11. Reasoning, Judgment, and Choice Flashcards
SYLLOGISM
words that are capitalized are subsections in this chapter
A logical argument that consists of two premises and a conclusion. Each premise describes a relationship between two categories.
Universal Premise
Can this be inverted?
A premise that applies to all in a category.
“All cows eat grass”.
Can’t be inverted. “All grass is eaten by cows” is not necessarily true.
Particular Premise
Can this be inverted?
A premise that applies to the logical “some”.
The logical “some” simply means “greater than zero”

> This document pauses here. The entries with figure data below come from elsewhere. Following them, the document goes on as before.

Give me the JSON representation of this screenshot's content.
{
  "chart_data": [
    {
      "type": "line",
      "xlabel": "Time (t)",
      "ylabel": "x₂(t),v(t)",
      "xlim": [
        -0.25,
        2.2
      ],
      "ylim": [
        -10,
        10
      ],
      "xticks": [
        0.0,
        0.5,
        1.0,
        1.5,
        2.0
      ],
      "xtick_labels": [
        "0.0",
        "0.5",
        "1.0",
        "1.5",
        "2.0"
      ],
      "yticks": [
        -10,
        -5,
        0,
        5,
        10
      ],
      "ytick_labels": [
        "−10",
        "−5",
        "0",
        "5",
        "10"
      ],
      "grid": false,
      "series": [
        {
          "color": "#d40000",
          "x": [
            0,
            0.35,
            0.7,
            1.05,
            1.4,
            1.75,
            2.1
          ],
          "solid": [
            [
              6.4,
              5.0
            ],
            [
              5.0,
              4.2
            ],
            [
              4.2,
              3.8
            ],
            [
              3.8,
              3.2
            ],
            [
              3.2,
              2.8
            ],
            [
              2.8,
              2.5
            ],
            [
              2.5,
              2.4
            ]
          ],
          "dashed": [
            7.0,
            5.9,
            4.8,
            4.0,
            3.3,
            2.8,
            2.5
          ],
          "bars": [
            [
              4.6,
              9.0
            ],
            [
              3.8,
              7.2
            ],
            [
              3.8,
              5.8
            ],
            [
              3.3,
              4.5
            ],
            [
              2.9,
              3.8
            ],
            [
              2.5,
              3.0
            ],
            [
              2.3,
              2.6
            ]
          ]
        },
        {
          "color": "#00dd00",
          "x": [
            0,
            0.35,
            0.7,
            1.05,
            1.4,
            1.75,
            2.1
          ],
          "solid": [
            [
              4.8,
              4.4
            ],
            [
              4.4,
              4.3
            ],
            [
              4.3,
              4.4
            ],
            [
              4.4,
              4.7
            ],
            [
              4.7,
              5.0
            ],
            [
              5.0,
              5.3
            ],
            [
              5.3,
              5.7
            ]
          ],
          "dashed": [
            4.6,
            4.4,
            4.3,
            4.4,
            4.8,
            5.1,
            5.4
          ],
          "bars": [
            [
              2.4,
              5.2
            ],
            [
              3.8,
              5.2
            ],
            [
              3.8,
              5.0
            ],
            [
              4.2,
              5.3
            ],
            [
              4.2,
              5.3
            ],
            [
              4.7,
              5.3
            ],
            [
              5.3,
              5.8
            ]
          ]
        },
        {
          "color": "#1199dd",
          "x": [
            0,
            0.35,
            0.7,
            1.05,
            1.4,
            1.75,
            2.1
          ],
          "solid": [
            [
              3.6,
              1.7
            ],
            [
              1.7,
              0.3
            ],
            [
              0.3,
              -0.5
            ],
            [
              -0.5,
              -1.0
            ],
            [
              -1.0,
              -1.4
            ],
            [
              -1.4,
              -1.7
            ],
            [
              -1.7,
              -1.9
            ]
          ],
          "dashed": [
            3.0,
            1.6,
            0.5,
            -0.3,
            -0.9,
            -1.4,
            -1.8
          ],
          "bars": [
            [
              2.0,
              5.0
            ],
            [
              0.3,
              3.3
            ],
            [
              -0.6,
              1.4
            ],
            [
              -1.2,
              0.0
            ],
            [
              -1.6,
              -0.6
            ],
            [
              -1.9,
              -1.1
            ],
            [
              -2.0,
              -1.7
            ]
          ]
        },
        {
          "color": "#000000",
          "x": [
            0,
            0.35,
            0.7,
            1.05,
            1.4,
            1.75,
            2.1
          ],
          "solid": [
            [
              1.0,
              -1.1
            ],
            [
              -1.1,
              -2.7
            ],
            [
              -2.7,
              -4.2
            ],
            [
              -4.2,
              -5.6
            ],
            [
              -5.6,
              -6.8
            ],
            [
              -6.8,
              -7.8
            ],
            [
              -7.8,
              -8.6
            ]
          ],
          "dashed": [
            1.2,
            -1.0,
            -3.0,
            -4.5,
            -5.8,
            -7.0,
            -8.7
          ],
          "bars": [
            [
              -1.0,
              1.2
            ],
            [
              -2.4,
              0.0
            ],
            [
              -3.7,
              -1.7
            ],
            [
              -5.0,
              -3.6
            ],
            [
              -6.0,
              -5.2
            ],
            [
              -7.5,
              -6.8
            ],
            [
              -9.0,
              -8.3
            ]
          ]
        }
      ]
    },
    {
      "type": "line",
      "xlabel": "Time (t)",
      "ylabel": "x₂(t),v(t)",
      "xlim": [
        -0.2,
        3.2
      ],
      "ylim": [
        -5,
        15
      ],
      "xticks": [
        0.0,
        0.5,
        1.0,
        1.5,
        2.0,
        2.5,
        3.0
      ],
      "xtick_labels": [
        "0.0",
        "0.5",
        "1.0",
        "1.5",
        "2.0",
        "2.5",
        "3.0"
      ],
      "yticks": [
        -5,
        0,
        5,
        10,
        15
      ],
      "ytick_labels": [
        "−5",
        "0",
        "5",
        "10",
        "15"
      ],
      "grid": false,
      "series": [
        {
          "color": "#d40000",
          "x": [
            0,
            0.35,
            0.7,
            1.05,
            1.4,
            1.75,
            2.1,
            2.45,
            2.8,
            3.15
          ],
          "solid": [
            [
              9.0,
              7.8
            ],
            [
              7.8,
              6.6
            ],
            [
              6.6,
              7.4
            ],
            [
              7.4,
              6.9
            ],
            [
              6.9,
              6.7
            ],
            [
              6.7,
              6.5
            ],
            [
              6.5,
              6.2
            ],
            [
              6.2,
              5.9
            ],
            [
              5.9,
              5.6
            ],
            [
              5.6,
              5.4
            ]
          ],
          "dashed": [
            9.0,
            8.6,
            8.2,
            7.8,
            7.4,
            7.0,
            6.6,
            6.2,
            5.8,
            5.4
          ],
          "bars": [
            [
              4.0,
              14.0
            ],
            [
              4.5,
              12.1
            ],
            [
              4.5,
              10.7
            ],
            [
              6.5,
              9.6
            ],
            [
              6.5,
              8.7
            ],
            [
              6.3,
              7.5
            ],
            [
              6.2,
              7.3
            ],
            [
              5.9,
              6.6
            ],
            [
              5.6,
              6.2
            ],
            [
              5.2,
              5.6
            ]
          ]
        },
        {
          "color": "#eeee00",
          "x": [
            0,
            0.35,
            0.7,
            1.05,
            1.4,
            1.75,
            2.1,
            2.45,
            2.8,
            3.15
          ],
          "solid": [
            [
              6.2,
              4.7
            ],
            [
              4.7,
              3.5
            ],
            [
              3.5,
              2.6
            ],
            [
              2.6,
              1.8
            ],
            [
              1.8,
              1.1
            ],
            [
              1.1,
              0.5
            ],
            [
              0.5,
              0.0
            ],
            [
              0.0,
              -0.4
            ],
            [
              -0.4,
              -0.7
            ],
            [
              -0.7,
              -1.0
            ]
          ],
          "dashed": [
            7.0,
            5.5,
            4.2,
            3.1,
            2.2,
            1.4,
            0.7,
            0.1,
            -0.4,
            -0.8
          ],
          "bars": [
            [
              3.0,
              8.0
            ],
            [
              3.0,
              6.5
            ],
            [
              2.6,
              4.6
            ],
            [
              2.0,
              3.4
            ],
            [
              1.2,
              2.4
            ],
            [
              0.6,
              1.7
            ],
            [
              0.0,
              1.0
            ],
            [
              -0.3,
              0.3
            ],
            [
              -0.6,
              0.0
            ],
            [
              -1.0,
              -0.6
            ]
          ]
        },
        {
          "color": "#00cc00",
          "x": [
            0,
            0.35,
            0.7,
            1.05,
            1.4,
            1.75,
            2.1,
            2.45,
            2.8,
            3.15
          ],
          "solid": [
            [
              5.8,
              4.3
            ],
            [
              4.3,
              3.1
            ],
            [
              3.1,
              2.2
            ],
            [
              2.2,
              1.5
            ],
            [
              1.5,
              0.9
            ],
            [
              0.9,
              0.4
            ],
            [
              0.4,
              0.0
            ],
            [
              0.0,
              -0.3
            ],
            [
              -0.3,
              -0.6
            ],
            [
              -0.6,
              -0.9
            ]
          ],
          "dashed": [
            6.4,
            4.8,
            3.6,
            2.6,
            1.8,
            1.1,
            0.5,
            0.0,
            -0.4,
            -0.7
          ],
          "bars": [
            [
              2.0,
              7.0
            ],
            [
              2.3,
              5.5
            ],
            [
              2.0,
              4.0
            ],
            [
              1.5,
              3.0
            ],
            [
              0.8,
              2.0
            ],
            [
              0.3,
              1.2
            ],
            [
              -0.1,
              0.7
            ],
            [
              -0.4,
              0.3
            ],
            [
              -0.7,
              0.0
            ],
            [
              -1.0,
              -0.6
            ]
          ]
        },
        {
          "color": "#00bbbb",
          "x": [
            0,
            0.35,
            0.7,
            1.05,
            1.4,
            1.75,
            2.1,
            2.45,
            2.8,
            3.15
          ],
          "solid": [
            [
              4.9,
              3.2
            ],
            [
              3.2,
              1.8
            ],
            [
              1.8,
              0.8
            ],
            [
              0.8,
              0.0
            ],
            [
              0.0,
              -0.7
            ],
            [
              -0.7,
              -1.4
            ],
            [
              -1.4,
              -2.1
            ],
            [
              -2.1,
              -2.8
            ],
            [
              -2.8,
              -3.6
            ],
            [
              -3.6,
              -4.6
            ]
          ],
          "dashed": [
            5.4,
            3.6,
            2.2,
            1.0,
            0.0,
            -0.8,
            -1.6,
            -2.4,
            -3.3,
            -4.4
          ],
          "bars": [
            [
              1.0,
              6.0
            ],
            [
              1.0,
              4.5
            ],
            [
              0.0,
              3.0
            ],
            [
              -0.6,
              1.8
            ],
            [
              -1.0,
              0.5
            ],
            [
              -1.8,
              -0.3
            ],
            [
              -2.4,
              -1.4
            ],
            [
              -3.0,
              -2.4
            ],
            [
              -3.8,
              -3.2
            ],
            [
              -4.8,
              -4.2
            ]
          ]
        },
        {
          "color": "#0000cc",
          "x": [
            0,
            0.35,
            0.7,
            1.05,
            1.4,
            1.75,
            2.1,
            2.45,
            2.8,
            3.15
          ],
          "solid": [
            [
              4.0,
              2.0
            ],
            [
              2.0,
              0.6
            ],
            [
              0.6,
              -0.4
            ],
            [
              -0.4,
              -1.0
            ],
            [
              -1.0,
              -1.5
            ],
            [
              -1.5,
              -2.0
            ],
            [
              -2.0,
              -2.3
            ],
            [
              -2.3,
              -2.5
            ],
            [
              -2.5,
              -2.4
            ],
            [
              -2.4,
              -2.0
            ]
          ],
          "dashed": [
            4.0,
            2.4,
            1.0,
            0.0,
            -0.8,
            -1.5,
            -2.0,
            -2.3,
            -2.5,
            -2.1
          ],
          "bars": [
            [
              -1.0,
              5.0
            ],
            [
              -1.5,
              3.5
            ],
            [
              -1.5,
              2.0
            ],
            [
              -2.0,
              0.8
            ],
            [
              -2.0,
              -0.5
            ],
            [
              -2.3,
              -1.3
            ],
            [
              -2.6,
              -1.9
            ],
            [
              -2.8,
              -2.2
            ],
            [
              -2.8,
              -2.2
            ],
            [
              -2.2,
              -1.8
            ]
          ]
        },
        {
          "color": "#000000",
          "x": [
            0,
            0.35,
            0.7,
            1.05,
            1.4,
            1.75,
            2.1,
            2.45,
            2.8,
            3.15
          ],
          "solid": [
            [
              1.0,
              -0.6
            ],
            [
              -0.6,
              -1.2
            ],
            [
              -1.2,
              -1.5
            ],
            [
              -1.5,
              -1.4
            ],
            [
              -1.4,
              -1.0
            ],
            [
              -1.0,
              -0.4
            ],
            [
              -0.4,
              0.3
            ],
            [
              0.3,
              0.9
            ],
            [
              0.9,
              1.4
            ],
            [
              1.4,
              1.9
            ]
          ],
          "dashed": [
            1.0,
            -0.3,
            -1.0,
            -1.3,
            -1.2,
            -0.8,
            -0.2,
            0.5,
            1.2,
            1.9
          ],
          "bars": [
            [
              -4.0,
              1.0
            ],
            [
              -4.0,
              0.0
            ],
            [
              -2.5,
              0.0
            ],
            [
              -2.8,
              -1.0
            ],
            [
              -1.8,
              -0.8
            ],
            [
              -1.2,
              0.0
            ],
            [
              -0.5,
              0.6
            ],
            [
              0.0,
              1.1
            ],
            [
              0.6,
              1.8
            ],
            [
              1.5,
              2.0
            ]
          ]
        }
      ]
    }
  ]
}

Sometimes. Because of the “some” operator, this argument can be interpreted in three different ways.
Affirmative Premise
A premise that states something has a property. This can be thought of as a substate for Universal and Particular premises.
Negative Premise.
A premise that states something doesn’t have a property.
Heuristic
A mental rule of thumb that saves energy. It often yields the right answer. Not always. Sometimes it misleads us.
Bias
A tendency to see a situation a certain way.
INTUITIVE STATISTICS (We saw eight!)
The collection of heuristics and biases that we use to make sense of our world. They work sometimes, but they’re super flawed.
The law of large numbers
An actual statistical concept! The larger our sample, the closer it approaches the true value.
The law of averages
Should be called the fallacy of averages, in my opinion. Our tendency to believe that if our samples aren’t behaving the way we expect them to, the likelihood that they’ll come around is increasing.
The law of small numbers
DAMMIT KAHNEMAN AND TVERSKY! THESE ARE FALLACIES.
The mistaken belief that a small sample should reflect the entire population.
For example, if McGil is 50% male and 50% female, and we selected 30 people randomly, we expect 15 of them to be male. In reality, we can’t say anything about the distribution.
Representativeness heuristic
A heuristic where we assume that small samples resemble each other and the population from which they are drawn.
I guess this is often the case, but sometimes it’s not.
Adjustment and Anchoring
A phenomenon, where people’s judgments of magnitude are biased based on the initial value they see.
If you want people to give you money, make sure to hit them hard first! And then give them an easy way out.
Availability Heuristic
The belief that the more easily you can think of examples of something, the more frequently the event occurs.
Like dad and his belief that we’re always on the computer.
Illusory Correlation
The mistaken belief that events go together when in fact they don’t.